The majority of services the government provides can be privatized and turned into an actual profitable enterprise, or allowed to sink; either way the bill to private citizens for services they don't want and don't use goes down.

-------------------------------------------------------------------------

(Added Feb 14, 2012)

So, more fuel to the fire. I love how the article blames the Pentagon for being honest about what it'll take in force reductions to meet the President's 2013 Budget. A drawdown of about 2% across the board for 2013 may not seem like much until you realize the entire plan calls for over 123,000 troops in the next 5 yrs out of jobs in a crappy economy (see my article, , for why the unemployment numbers are bull).

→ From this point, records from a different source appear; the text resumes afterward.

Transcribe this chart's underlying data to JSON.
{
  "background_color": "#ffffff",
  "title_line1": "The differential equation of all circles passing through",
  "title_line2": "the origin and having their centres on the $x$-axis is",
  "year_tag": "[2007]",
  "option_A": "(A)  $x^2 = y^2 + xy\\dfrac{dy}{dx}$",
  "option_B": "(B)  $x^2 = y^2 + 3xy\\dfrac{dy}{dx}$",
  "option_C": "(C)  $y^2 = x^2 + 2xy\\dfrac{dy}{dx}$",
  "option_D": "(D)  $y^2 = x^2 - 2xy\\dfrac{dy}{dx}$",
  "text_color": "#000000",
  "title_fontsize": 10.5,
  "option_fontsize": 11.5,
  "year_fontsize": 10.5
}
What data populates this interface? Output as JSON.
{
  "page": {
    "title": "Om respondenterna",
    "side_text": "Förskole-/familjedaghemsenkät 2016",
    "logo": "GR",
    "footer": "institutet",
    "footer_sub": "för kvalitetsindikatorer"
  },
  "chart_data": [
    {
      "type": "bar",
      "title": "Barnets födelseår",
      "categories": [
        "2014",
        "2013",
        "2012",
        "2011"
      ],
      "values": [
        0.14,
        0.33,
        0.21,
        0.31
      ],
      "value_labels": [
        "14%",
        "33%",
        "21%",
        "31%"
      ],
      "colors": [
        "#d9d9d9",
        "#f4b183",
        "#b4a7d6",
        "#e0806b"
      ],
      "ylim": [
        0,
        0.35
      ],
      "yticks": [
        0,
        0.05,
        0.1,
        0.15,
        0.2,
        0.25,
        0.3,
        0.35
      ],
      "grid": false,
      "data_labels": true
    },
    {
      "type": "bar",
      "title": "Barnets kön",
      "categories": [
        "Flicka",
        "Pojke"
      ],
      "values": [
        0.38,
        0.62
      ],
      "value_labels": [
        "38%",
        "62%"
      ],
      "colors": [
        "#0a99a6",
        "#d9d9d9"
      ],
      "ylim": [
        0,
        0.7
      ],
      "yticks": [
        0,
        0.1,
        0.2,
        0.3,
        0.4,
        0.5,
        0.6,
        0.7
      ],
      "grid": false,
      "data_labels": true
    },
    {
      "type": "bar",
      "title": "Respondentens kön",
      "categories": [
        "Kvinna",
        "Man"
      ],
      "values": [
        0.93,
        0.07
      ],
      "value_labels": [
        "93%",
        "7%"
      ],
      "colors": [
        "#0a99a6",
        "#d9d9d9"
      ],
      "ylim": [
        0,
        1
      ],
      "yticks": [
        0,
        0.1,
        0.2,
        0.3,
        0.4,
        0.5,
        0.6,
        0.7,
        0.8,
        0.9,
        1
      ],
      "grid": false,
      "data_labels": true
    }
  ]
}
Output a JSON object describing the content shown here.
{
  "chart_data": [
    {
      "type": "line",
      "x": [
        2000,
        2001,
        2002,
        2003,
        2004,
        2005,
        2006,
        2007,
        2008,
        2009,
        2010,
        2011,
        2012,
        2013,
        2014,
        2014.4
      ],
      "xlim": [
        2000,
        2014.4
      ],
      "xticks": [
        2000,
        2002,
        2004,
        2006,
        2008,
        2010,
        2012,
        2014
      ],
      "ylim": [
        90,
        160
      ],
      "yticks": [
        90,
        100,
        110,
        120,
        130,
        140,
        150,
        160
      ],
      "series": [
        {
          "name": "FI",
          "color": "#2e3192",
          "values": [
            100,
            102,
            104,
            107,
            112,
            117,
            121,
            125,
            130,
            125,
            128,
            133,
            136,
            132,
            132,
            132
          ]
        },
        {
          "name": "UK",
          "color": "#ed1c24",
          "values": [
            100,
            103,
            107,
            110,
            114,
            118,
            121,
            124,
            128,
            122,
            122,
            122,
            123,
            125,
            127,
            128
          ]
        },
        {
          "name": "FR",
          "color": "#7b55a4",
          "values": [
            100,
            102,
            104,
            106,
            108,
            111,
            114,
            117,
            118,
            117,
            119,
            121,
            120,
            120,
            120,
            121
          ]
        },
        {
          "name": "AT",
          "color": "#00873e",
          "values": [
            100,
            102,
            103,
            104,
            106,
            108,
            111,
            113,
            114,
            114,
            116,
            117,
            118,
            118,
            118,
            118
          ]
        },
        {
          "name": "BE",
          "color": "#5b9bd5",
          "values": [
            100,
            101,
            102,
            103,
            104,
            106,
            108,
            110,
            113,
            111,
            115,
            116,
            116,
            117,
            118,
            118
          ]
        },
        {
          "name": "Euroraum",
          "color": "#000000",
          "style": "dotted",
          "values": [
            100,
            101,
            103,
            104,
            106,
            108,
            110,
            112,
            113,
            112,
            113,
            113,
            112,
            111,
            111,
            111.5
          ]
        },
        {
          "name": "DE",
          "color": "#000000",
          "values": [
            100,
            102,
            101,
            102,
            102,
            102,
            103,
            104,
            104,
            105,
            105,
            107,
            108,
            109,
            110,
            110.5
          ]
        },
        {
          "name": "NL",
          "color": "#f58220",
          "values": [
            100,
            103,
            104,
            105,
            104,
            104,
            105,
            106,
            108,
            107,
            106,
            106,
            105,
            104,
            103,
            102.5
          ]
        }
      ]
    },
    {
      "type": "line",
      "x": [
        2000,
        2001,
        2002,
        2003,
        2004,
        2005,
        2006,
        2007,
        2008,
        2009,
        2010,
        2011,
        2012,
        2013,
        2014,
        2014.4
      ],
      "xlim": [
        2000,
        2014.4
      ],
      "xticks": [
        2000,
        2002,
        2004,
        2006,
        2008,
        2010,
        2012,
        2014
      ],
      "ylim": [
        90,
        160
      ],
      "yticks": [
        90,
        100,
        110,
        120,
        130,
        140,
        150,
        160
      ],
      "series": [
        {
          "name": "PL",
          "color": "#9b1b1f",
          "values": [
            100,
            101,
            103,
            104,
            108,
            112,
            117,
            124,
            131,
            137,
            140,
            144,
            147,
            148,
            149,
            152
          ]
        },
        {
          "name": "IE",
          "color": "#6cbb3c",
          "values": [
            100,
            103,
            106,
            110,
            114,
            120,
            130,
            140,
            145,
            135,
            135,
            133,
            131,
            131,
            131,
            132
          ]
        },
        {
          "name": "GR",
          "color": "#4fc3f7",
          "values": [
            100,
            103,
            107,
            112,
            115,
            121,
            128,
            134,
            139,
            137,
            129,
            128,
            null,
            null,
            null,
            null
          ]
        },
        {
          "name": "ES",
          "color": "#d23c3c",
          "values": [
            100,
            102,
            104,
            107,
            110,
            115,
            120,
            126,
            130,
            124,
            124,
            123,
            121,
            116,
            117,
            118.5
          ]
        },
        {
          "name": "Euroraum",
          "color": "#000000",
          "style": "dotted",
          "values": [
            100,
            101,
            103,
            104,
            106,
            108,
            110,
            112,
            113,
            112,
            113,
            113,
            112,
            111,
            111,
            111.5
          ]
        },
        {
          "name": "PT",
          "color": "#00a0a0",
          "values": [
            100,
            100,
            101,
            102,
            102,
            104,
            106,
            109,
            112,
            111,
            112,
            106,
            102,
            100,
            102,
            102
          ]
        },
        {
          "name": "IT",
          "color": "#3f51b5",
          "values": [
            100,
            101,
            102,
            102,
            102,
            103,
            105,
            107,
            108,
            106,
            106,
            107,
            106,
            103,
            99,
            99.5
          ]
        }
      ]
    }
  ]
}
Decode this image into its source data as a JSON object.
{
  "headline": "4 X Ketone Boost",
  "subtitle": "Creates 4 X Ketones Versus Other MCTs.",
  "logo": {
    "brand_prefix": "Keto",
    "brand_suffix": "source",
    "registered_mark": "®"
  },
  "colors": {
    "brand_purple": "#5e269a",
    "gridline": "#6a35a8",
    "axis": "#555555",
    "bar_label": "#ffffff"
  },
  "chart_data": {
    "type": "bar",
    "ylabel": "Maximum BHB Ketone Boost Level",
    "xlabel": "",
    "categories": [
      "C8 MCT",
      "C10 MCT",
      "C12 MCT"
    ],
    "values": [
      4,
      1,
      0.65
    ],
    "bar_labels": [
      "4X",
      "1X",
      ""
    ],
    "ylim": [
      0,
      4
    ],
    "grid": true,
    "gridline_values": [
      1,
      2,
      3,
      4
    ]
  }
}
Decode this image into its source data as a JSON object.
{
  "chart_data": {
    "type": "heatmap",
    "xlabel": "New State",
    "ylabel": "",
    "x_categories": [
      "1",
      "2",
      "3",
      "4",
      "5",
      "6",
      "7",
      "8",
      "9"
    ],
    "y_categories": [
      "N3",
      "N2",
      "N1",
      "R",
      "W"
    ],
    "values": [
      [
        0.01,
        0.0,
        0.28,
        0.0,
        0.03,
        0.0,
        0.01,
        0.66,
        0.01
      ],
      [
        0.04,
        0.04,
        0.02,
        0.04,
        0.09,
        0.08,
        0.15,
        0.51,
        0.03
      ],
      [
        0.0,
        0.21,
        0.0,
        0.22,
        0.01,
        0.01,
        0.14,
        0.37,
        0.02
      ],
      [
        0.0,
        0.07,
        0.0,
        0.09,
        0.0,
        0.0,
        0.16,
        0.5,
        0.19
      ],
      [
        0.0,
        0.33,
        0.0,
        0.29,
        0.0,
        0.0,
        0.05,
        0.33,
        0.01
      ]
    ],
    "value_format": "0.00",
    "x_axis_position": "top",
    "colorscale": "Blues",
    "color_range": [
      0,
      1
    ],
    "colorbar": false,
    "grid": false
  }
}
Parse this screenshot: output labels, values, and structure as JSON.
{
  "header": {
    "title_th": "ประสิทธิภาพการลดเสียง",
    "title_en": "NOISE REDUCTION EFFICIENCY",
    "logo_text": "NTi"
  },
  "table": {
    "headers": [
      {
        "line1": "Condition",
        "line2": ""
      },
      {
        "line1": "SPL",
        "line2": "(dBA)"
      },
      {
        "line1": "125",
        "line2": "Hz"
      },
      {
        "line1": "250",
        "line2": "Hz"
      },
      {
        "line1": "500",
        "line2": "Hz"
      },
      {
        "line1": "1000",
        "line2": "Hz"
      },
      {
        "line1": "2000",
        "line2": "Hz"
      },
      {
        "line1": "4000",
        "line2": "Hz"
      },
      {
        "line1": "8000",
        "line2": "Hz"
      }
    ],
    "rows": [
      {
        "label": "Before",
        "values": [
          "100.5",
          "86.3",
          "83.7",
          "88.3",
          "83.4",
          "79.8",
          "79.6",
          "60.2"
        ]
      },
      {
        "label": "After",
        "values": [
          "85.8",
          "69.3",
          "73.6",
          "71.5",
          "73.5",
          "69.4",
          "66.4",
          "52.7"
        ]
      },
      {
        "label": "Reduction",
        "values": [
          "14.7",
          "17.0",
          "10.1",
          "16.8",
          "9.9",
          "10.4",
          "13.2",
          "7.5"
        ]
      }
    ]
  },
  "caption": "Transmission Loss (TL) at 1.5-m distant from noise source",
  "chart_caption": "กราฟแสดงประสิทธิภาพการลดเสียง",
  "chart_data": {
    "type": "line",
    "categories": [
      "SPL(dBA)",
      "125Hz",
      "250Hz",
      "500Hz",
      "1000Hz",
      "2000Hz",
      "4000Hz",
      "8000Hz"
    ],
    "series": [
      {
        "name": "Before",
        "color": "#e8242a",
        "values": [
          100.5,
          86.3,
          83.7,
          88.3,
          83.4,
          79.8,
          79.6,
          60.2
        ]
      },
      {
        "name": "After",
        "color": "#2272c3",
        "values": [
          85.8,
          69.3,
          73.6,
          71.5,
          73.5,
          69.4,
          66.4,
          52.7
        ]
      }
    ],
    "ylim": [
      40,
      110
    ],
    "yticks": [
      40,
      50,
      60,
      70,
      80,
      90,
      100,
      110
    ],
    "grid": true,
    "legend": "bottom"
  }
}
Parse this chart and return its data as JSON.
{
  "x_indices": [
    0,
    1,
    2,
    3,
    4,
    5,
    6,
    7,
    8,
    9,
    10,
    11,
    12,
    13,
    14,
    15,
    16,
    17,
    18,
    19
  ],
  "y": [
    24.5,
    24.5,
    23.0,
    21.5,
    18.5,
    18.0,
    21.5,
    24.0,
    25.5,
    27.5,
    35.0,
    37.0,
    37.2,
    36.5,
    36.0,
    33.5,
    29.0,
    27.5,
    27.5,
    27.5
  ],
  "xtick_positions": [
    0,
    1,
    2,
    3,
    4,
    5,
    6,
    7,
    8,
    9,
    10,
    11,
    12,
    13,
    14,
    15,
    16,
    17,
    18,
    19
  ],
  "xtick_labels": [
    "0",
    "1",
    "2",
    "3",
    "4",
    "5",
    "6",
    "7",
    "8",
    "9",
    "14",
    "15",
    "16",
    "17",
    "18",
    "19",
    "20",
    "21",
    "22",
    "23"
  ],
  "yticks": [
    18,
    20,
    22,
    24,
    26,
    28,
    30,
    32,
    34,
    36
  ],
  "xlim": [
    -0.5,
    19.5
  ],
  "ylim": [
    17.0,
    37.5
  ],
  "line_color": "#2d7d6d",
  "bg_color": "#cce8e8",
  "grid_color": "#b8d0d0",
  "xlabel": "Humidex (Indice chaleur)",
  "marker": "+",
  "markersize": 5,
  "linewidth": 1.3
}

They try to compare it to the troop reductions post Cold War, but there is one huge problem with that comparison. The economy was booming at the time, so getting out and getting a civilian job, while still a difficult transition, was not a horrible prospect while it is now. At least the writers of the article were honest enough to point out that most of the reductions tend to come from lower ranking folks rather than the host of flag general officers we seem to keep getting. I doubt most of them would notice their secretary's weren't there anymore if it weren't for the lack of coffee in the morning. But that's okay, they'll just get the new lowest ranking guy to do it (they must be getting up to O-5's and 6's by now).

The Pentagon says they'll focus on those already at retirement or offering early retirement to folks, but the brass obviously still doesn't have a clue how that will affect the lower ranks. Especially since they won't bother to look at something like troop morale and effectiveness when determing who they're going to force out, they'll use the standard metric of seniority. They'll go with the guy who can retire that has the least time in and get rid of him.

Then you have this little nugget. What the AP fails to mention with those Bush-era tax cuts is that they also include cuts for middle and low income households, not just the rich that Obama rails against. He shouts at Republicans in public for supporting "tax breaks for the rich" while also saying they need to vote to keep in place current tax cuts so income taxes don't increase on middle-class Americans, and purposely leaves out the fact that IT'S THE SAME BILL. The same tax cuts that the Republican House voted to keep in place for a year that were then rejected by Senator Harry Reid and the Democrat controlled Senate. What is sad is that people actually believed the MSM rhetoric blaming the Republicans for the issue going right up to the deadline. The bill had already been passed in the House with the 1-year extension, it was the Democrats that refused to pass it and forced only a 2-month extension necessitating the need for another vote on the issue here in the next few weeks.